On assassine notre sol

Chaque seconde, 26 m2 de terres fertiles se transforment en acier ou en béton, le reste étant empoisonné par l’agrochimie. Un terre grangerfléau bien plus grave que la crise, car si la France ne dispose plus d’un socle viable et durable, fondement de toute civilisation, alors les autres enjeux de société ne seront que chimères. Sauvons le droit du sol.

Voici un livre* que le président de la République, le Premier ministre, le gouvernement, les parlementaires, les chefs de parti, les leaders syndicaux et le patronat, les intellectuels et les philosophes, le corps enseignant, en somme tous les décideurs politiques, économiques et sociaux de ce pays, doivent lire d’urgence.
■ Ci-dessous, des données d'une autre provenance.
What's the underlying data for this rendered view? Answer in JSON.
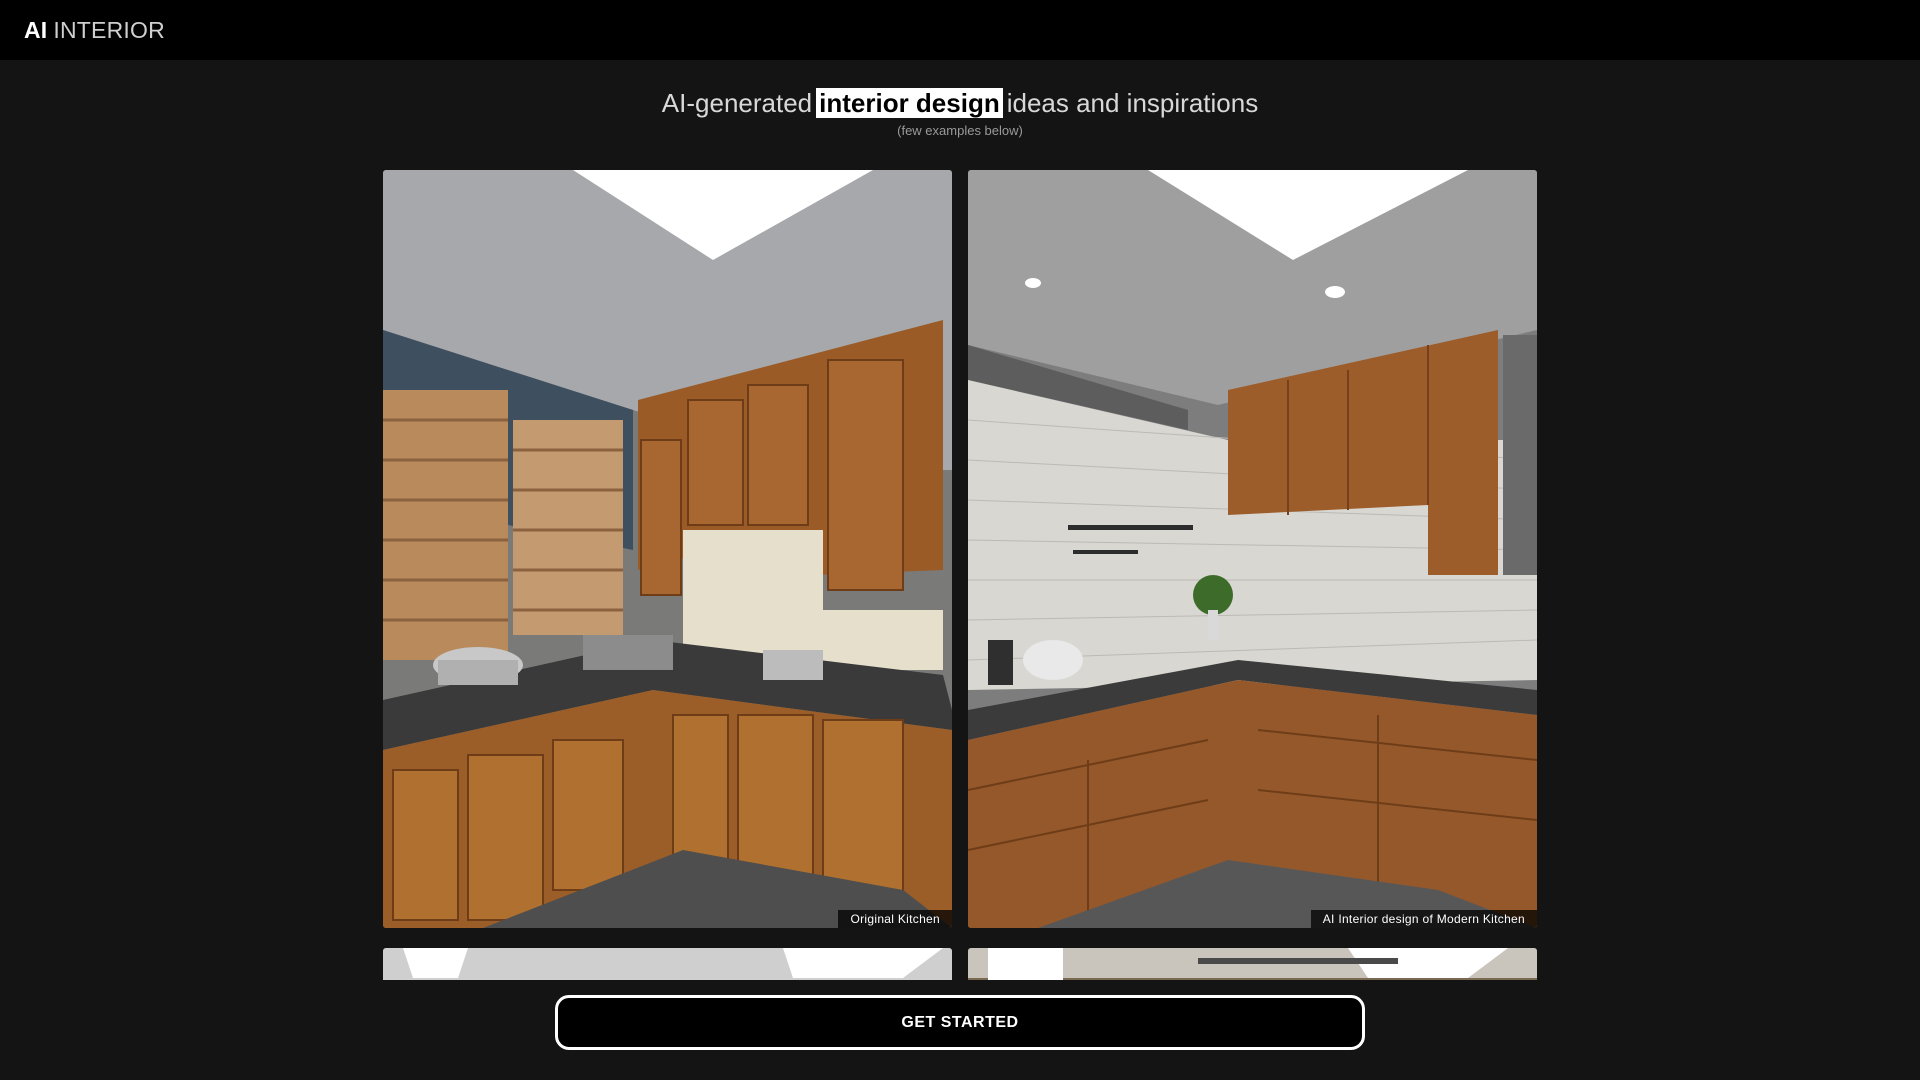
{
  "brand": {
    "bold": "AI",
    "light": "INTERIOR"
  },
  "hero": {
    "before": "AI-generated",
    "highlight": "interior design",
    "after": "ideas and inspirations",
    "sub": "(few examples below)"
  },
  "gallery": {
    "items": [
      {
        "caption": "Original Kitchen"
      },
      {
        "caption": "AI Interior design of Modern Kitchen"
      }
    ]
  },
  "cta": {
    "label": "GET STARTED"
  }
}
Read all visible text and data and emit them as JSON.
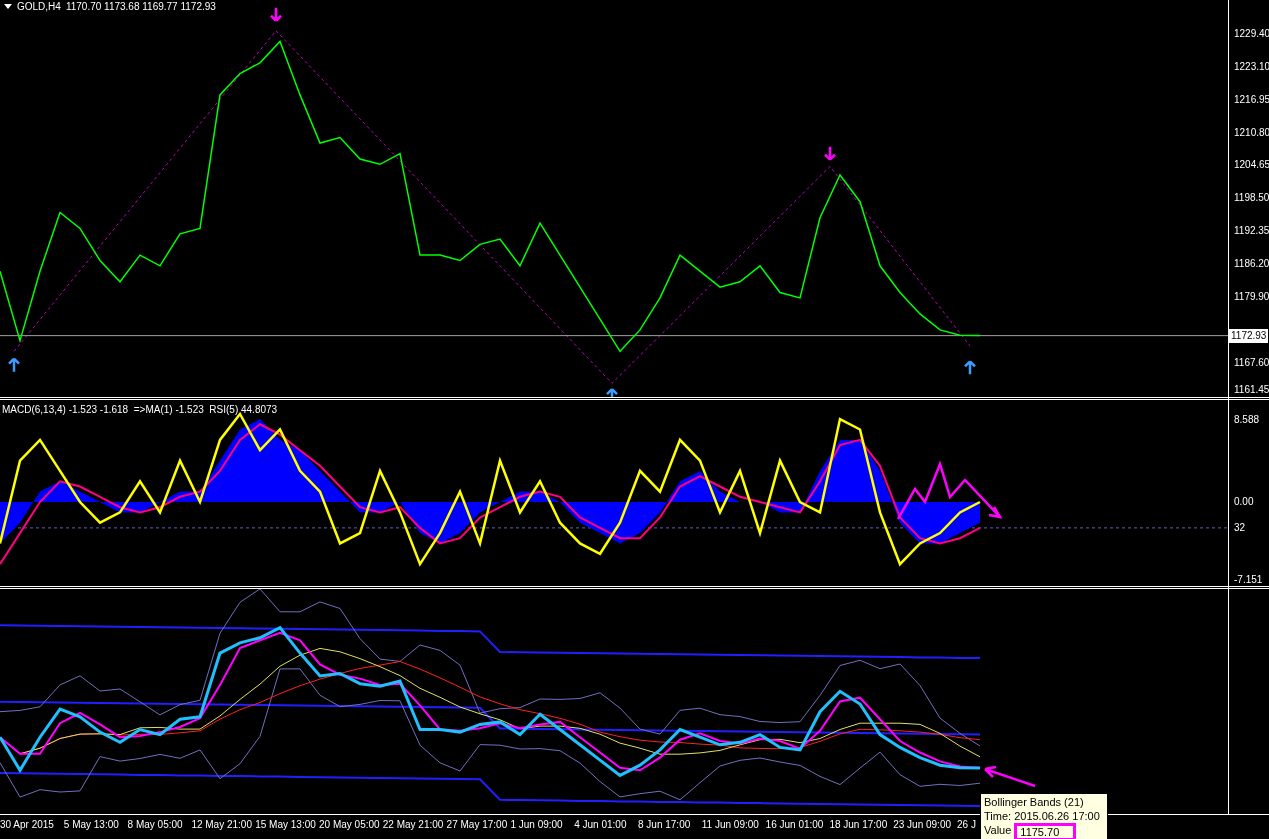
{
  "header": {
    "symbol": "GOLD,H4",
    "quotes": "1170.70 1173.68 1169.77 1172.93"
  },
  "price_pane": {
    "current_price": "1172.93",
    "price_axis": [
      "1229.40",
      "1223.10",
      "1216.95",
      "1210.80",
      "1204.65",
      "1198.50",
      "1192.35",
      "1186.20",
      "1179.90",
      "1167.60",
      "1161.45"
    ]
  },
  "indicator_pane": {
    "legend": "MACD(6,13,4) -1.523 -1.618  =>MA(1) -1.523  RSI(5) 44.8073",
    "value_axis": [
      "8.588",
      "0.00",
      "32",
      "-7.151"
    ]
  },
  "time_axis": [
    "30 Apr 2015",
    "5 May 13:00",
    "8 May 05:00",
    "12 May 21:00",
    "15 May 13:00",
    "20 May 05:00",
    "22 May 21:00",
    "27 May 17:00",
    "1 Jun 09:00",
    "4 Jun 01:00",
    "8 Jun 17:00",
    "11 Jun 09:00",
    "16 Jun 01:00",
    "18 Jun 17:00",
    "23 Jun 09:00",
    "26 J"
  ],
  "tooltip": {
    "title": "Bollinger Bands (21)",
    "time": "Time: 2015.06.26 17:00",
    "value_label": "Value",
    "value": "1175.70"
  }
}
Mais aussi les agriculteurs. Et bien sûr les citoyens un tant soit peu soucieux de leur avenir, pour comprendre que, si les choses continuent comme ça, alors là, oui, nous nous dirigeons tout droit vers le suicide français. Que se passe-t-il de si grave pour susciter une telle frayeur ? Citoyens, le sol de la France se meurt ! Oui, ce qui participe de l’essence de notre pays, le plancher des vaches, se disperse, se ventile, s’éparpille façon puzzle. L’homme qui révèle le scandale s’appelle Frédéric Denhez (on prononce « dan hé »). Un journaliste très renseigné, un brin philosophe, ultralucide quant au désastre qui nous attend si nous ne faisons rien pour sauver cette fine couche de terre sans laquelle il n’y aurait pas de vie sur Terre.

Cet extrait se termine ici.